# Wyndham purchases RCI-what's the story?



## BigAl_50 (Apr 16, 2007)

We just returned from a wonderful week at Wyndham "Fairfield" Smoky Mountains, Sevierville, TN (exchange through RCI).  We were approached by Wyndham guest services to "register" our information for the timeshares we own (a total of three) with Wyndham as they go through the process of transfering information from the RCI to their program after they purchased RCI.  I was taken back by this since I had not heard that RCI had been purchased by Wyndham.

The represenative we talked to this was effective a few months ago and said we should have been advised by mail.  With all that was going on; we never sat down to to do the "transfer".  Can anyone direct us where we could get additional information on this subject?

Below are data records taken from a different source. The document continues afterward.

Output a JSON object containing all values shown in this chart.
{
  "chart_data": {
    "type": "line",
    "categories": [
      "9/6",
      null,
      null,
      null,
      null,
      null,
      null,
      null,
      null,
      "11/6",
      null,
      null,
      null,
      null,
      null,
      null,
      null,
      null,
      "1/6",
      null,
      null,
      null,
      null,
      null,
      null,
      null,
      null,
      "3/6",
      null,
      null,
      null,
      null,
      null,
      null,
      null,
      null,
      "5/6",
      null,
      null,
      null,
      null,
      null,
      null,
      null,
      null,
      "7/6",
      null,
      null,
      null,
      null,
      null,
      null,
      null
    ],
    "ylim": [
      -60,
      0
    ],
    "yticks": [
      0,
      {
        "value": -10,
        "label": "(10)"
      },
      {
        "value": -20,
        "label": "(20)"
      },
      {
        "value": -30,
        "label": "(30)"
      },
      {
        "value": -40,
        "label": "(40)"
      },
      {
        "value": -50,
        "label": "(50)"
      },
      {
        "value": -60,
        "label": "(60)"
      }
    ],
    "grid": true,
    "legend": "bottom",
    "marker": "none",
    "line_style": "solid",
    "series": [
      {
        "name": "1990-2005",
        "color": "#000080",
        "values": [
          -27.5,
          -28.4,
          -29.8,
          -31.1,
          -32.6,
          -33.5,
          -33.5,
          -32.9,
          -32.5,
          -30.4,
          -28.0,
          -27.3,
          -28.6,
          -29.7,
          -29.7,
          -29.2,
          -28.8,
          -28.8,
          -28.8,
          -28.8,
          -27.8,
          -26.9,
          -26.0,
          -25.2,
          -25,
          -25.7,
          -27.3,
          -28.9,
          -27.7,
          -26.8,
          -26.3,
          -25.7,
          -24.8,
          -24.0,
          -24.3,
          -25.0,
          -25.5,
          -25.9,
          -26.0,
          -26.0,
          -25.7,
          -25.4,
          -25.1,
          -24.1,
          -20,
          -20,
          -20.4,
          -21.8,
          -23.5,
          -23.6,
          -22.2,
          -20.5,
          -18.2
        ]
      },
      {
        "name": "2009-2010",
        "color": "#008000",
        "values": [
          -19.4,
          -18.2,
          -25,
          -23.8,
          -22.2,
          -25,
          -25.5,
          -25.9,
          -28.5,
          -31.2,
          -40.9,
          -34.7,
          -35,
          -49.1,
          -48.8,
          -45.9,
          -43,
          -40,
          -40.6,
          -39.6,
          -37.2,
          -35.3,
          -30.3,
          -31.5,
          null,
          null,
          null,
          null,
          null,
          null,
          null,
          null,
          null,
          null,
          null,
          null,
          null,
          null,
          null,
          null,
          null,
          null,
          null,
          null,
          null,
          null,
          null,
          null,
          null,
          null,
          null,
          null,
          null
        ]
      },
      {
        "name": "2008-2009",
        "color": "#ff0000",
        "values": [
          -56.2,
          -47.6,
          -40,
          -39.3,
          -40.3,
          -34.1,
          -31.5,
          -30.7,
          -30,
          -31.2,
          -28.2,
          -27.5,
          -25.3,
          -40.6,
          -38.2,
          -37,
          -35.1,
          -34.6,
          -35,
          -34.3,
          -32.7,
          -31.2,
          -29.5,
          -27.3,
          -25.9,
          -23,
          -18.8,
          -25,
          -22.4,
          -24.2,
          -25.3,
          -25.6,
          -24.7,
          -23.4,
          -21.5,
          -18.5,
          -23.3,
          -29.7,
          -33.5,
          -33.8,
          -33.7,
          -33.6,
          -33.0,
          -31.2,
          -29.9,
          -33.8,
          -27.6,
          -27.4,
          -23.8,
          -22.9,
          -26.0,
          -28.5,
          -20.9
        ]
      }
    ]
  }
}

The represenative said our two  - 2 BR red weeks and our one 2 BR blue week would be assigned a point values for trading purposes without a "conversion" cost from weeks to points trading.

Thanks for input on this subject.
Al


----------



## Spence (Apr 16, 2007)

That's all a bunch of BS to get information from you!!!  What is it that you own?

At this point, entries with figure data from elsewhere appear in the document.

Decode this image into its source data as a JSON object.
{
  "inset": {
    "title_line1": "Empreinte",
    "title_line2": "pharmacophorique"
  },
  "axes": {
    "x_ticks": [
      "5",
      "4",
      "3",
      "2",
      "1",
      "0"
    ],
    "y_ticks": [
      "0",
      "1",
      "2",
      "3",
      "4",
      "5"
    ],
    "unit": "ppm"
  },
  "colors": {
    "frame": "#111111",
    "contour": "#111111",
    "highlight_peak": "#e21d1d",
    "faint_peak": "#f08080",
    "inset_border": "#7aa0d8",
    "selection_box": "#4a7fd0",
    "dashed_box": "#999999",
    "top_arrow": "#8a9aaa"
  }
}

Wyndham did not 'buy' RCI.  I'm no expert but Cendant Corporation bought RCI long ago and has continually been trying milk it for any money.  Cendant has recently re-organized it's holdings and has put RCI under Wyndham in their hierarchy, that's where the little bit of truth is.

That being said, _nothing_ should change for you.



BigAl_50 said:


> We just returned from a wonderful week at Wyndham "Fairfield" Smoky Mountains, Sevierville, TN (exchange through RCI).  We were approached by Wyndham guest services to "register" our information for the timeshares we own (a total of three) with Wyndham as they go through the process of transfering information from the RCI to their program after they purchased RCI.  I was taken back by this since I had not heard that RCI had been purchased by Wyndham.
> 
> The represenative we talked to this was effective a few months ago and said we should have been advised by mail.  With all that was going on; we never sat down to to do the "transfer".  Can anyone direct us where we could get additional information on this subject?
> 
> ...


----------



## mshatty (Apr 16, 2007)

BigAl,

Cendant owned RCI and other companies.  Last year, Cendant split into 3 companies.  Go here to see where RCI and Wyndham Vacation Ownership fit into this split up.  RCI is a separate company from Wyndham Vacation Ownership.

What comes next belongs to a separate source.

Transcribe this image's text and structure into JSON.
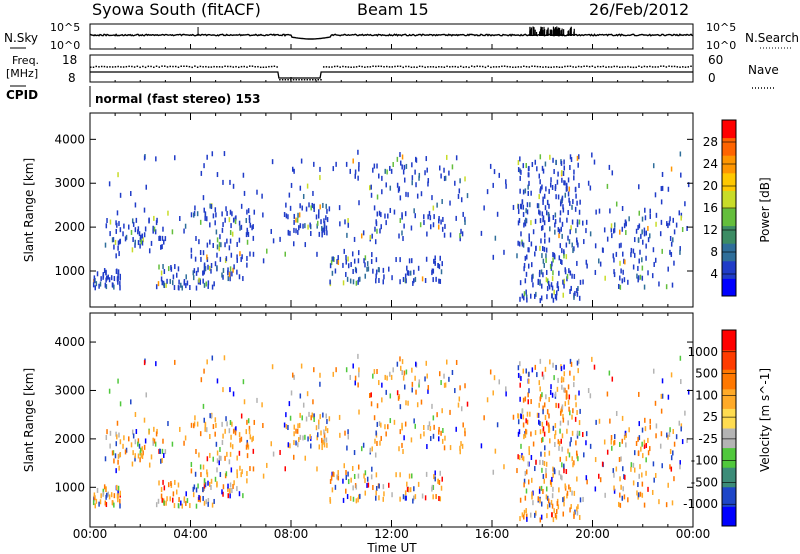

The person you spoke to is confused or misinformed.


----------



## BigAl_50 (Apr 16, 2007)

Spence and Mike,

Thanks for the input on this subject; I figured this was the case but I just wanted to check it out.  We own week 27 @ Hiawatha  Manor - Lake Tansi, Crossville, TN; week 30 @ Marsh Harbor - Calabash, NC and week 4 @ Barrier Island Station, Duck, NC.

Al


----------